Linux to Garner 33% Smartphone Market
Linux-based mobile operating systems, led by Android, will own 33 per cent of the global smartphone market by 2015, growing faster than the smartphone market at large, says ABI Research. In addition to examining Android's fast rise, the report looks at WebOS, MeeGo, Bada, LiMo, and ALP versions of mobile Linux.
Linux-enabled smartphones are on the rise, says ABI Research. Led by Android, Linux will increase to more than a third of the global market within five years, reaching 33 per cent share in 2015, says the research firm in its report, "Mobile Linux in Smartphones." The study claims that Android is now loaded onto more than 60,000 newly shipping smartphones every day.
Although ABI did not publish an estimation of current Linux smartphone share, the projected growth rate is said to outpace the growth of smartphones in general.
According to a recent Gartner smartphone report, Android rose to 9.6 per cent of the global smartphone market, with Linux diminishing to a 3.7 per cent share. Combined, this would represent 13.3 per cent of the market.
Android now stretches across dozens of handsets, from high-end smartphones like the HTC Incredible to budget-minded entries like Motorola's new Flipout (pictured).
"Due to its low cost and ability to be easily modified, Linux in the mobile market today is nearly as disruptive as Linux was in server markets a decade ago," stated ABI senior analyst Victoria Fodale, who suggests that Android's Linux and open source underpinnings are key to its success. "The Android platform can be modified so that OEMs can differentiate their products, and the licensing terms allow OEMs to innovate while still protecting proprietary work."
Although Google has built early momentum, Android is "not without competition," says ABI. Other Linux-based platforms analyzed in the study include WebOS, MeeGo, Bada, LiMo, and Access' LiMo-compliant Access Linux Platform (ALP).
The WebOS operating system (OS) is currently offered by Palm for its Palm Pre and Pixi phones. HP's pending acquisition of Palm passed another hurdle this week, with the Federal Trade Commission offering its approval. While HP is seen to be especially interested in using WebOS in tablets, the company recently stated that it would also continue to push WebOS on smartphones, as well as on other devices such as printers.
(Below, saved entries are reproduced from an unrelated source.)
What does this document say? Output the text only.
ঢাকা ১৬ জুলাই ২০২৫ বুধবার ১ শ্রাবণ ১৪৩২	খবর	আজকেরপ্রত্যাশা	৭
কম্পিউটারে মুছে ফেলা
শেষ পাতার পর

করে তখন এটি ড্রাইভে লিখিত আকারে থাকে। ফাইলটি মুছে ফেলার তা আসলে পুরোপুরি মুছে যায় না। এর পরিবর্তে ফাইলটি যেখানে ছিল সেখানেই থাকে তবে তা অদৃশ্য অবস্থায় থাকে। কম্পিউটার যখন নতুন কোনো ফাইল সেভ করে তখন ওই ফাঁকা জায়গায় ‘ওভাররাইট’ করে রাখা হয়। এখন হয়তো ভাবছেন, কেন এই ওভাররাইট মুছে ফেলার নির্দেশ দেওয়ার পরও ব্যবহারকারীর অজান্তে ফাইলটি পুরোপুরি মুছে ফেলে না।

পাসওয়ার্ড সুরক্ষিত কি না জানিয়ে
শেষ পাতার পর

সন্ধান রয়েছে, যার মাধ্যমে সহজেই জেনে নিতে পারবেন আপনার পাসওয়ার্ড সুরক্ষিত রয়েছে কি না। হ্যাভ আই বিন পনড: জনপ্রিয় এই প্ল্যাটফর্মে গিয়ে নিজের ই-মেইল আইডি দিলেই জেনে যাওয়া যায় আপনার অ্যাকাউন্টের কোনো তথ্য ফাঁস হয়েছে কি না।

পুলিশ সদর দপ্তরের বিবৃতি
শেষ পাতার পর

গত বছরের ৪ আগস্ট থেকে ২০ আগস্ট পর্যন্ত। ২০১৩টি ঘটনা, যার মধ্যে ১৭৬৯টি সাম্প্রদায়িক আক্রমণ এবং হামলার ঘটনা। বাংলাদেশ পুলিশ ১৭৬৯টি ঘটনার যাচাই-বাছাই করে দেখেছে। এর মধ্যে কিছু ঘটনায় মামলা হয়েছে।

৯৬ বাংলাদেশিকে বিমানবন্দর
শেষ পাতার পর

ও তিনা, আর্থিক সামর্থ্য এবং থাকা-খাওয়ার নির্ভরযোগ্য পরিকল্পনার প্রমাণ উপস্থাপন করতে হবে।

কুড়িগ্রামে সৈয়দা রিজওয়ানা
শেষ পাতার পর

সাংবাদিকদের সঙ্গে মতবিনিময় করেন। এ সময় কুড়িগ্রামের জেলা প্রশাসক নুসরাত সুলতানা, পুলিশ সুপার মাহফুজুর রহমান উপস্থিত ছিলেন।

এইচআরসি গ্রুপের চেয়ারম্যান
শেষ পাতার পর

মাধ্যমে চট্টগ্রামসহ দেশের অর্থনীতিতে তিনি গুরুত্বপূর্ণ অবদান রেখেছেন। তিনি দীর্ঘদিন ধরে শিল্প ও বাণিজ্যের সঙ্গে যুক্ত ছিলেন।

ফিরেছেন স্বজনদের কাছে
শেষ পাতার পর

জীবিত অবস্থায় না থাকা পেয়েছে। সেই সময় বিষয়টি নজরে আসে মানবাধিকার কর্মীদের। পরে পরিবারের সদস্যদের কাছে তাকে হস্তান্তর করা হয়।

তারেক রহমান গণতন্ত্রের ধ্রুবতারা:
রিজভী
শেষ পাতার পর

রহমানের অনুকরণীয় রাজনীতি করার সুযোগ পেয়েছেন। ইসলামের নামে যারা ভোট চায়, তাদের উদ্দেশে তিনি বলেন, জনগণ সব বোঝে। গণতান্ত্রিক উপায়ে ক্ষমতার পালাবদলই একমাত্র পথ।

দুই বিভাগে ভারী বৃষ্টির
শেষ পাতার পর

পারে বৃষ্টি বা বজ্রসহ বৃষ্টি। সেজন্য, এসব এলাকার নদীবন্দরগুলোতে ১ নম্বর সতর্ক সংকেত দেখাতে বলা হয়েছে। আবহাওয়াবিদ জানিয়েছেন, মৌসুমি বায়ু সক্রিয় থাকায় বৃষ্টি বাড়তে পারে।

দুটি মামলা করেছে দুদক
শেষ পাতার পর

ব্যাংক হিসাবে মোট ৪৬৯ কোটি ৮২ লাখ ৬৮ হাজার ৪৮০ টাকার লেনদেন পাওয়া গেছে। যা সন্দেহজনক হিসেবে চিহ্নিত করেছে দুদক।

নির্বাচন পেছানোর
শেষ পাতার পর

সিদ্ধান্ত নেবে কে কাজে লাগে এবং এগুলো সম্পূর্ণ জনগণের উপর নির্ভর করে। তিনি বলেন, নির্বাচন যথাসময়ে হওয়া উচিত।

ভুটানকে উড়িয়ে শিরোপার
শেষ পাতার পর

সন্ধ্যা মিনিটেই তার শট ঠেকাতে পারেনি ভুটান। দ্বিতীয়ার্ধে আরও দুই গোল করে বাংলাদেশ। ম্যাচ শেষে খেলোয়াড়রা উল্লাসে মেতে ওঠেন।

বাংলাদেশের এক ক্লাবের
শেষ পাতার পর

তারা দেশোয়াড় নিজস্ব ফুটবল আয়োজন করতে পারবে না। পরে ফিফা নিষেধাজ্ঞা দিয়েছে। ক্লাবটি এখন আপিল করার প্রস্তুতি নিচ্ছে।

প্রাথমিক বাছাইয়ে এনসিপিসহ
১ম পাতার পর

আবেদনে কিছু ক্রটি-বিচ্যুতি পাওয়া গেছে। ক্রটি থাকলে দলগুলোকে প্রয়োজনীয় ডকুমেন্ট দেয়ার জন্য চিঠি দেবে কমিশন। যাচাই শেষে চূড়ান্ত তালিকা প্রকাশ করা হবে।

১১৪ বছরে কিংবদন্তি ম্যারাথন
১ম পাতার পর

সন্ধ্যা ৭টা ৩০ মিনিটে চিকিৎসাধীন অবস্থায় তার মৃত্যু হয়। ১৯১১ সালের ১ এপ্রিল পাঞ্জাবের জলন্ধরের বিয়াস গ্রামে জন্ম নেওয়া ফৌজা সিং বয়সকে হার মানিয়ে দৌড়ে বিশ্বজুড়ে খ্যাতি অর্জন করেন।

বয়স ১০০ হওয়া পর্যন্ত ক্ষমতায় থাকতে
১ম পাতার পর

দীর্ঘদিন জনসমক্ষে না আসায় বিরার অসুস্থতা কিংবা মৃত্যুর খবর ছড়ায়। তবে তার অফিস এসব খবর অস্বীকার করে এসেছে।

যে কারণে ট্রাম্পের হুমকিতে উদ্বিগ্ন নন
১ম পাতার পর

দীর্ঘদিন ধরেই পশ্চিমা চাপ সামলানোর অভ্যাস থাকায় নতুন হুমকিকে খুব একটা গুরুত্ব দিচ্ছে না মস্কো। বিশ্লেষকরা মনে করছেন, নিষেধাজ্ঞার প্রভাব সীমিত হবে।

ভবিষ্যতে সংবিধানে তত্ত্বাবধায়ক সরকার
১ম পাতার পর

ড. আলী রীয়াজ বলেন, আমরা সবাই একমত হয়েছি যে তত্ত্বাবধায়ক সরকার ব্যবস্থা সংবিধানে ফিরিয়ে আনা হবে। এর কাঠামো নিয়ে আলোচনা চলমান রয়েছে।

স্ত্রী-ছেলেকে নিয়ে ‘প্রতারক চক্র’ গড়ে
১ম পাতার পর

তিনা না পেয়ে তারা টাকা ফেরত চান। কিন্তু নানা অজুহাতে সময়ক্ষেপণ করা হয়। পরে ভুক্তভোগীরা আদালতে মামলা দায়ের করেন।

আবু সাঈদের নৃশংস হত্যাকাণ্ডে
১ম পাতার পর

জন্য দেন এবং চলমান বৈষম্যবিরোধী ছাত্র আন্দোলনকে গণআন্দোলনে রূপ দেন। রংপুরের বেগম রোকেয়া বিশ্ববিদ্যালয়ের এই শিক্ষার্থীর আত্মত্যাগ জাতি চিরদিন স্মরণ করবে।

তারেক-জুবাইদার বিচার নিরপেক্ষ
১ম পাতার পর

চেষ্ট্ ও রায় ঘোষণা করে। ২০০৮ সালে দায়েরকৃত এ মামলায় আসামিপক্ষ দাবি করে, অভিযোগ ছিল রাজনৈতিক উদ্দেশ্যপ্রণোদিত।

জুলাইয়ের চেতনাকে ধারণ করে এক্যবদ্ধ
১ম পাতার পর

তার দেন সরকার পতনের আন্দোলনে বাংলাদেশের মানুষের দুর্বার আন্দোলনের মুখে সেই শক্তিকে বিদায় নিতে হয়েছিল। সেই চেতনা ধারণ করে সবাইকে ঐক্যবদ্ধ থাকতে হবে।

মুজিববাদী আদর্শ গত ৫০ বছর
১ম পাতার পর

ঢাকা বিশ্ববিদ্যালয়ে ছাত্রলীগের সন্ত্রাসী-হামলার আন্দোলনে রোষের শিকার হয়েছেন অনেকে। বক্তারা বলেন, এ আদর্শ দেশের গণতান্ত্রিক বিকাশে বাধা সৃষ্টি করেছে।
The Intel- and Nokia-backed MeeGo open source OS meanwhile, also spans multiple device formats, ranging from smartphones to netbooks. The format combines the former Moblin and Maemo projects, which started out focusing on MIDs and other small tablet devices. The Nokia N900 is expected to be one of the first models to run MeeGo when the handset configuration of MeeGo is released later this year.
Samsung's more proprietary Bada, currently found only on the Samsung Wave (pictured) also made the list, despite the fact that, as noted by ABI, Bada is "kernel-configurable so that it can run either on the Linux kernel or a real-time operating system (RTOS) kernel."
The oldest platform on the list is the open source LiMo, a fairly loosely defined, carrier-friendly spec that has reached some 50 phones in the last two years. Most are feature phones, but there are a few high-end smartphones as well, including the Samsung-manufactured Vodafone 360 H1.
Interestingly, ABI breaks out Access' ALP as a separate category, despite the fact that the OS stack is said to be compliant with LiMo. A version of ALP is found on Else Ltd's upcoming LiMo-compliant First Else phone (pictured at right). With its Japanese roots, it is possible that ALP could play a role in an upcoming Linux mobile standard being prepped by NTT DoCoMo, NEC, Panasonic, and other Japanese firms.
The ABI study is said to highlight the strengths and weakness of each mobile Linux platform, including architecture, development, applications, and governance models. The report also offers detailed regional forecasts of shipments by each Linux-enabled platform, as well as a look at potential use cases for virtualization, says ABI.
The report is also said to offer focused analyses of MeeGo and Bada. This would suggest that the research firm believes these two platforms have the greatest momentum of the Linux contenders trailing Android.